Okay, so I set myself up to go – firstly, I didn’t get down to WorldCon until Friday afternoon, which means that the first thing that happened was that I completely missed Joe Haldeman and David Brin’s signings. Nuts. Now, they both had programming later in the con, but the problem there was that I’d scheduled myself pretty tightly for most of the con and I actually didn’t get to go to many panels. (‘cuz I was there to, you know, *work*) And then I couldn’t find Greg Bear anywhere on the programming, and was told that he’d had to cancel at the last minute. Whoops. But that still left Gregory Benford, Kim Stanley Robinson, and Alistair Reynolds. And Alistair Reynolds was actually on my panel, so that seemed very doable!
So, the quest began. (impressive music) I flew down to San Antonio, got to the hotel room, and packed my shoulder bag for the day. Off I went to pick up my badge – and guess who was in front of me at the programming table? DAVID BRIN! And I was all, “FUCK, I left the book back in the room!” (which is probably something that David Brin is not un-used to hearing when people meet him) But he was absolutely lovely, and had a stack of fliers for his new book on him, so he personalized one of those for my brother. And then even let me take a photo with him. Awesome!
And then I realized about forty minutes later that I’d actually had the book in my bag at the time, and I screeched obscenities at myself for about five minutes. Good times! (seriously, the moral of this might be – I kind of suck at this thing) And I really tried, but I never saw David Brin again.

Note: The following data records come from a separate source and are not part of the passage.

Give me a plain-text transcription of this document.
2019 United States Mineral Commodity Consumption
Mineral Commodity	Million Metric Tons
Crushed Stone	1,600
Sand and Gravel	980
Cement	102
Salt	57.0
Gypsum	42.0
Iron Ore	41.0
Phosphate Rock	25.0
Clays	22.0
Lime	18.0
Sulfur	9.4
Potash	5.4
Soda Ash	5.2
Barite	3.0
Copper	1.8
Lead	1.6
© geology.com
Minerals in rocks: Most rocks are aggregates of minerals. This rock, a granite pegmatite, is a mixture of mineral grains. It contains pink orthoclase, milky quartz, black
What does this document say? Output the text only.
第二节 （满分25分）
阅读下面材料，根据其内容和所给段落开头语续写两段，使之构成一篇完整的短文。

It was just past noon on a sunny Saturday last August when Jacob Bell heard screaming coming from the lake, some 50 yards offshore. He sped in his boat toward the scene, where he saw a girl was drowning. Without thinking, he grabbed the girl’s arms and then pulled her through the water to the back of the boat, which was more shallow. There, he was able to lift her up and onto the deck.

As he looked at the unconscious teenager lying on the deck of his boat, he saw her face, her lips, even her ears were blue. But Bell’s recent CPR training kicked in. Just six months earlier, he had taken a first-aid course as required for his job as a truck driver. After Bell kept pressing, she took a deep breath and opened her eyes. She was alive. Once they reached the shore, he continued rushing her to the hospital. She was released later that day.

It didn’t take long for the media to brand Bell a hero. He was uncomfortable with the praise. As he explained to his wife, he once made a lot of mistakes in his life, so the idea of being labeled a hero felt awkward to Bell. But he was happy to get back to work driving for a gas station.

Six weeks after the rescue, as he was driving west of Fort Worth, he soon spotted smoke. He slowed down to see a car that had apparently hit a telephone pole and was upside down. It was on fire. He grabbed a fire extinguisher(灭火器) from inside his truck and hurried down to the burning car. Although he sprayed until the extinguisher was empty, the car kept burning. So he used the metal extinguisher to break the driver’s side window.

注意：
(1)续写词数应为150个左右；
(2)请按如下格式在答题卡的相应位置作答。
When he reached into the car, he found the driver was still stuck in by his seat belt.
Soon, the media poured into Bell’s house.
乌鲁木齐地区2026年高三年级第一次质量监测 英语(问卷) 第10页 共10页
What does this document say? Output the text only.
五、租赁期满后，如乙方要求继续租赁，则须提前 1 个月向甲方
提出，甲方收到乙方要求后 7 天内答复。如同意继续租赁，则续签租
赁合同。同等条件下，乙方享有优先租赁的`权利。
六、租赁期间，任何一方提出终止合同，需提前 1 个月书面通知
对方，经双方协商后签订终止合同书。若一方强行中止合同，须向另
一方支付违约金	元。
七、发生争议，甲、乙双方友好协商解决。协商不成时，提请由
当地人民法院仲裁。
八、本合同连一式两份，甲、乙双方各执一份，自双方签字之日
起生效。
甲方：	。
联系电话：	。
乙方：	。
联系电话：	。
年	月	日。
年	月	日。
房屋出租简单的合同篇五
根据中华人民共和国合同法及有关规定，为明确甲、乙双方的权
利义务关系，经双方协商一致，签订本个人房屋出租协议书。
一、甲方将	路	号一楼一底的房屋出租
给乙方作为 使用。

Which, in all honesty, isn’t surprising. I mean, somewhere a deity was just shaking Its head, all, “Seriously, ML? I arrange it so that the very first person you bump into at WorldCon is David Brin, who is your brother’s personal SF hero because of the Uplift series, AND that he’s in a good mood, and you completely fumble the moment? Forget any favors in the future.”
But after that I went the solid route – autographing lines. And I learned a few things – firstly, that autographing lines are actually a good way to meet some pretty neat and nice people. Secondly – there are people who are kind of in the business of getting autographs. There were people with *carts* of books! And lists! (at one point I was at the SFWA table, and after I introduced myself to a very nice woman, she pulled out her list to see if I was on it – it turns out that I was, but only sort of. She’d actually put *Marie* Brennan on her list, because she thought we were the same. This actually turned out to be kind of a theme, so I’ve made an adjustment to my FAQ sheet.)
I also learned that it’s usually kind of important to get to the autographing line a little early. That way you can save some time. But on Friday I was able to get two of my brother’s books signed!
Then on Saturday I went to my panel on writing horror. It was very fun, very sharply moderated, and there were some pretty cool questions from the audience. One interesting thing that came out was that all five of the authors sitting on this panel were completely obsessed with non-fiction accounts of Himalayan mountain climbers – particularly when someone loses fingers or a nose to frostbite and then keeps climbing. Make of that what you will, but to those of you who like getting writing advice? Apparently you should be reading Into Thin Air and watching some documentaries.
Anyway, it was lots of fun, and then at the end Alistair Reynolds was very lovely and signed my brother’s book!
That was basically the end to the quest. However, my brother did have one specific desire to make his nerd life complete, and that was a photo of Benson, Brin, and Bear all together. And I completely delivered.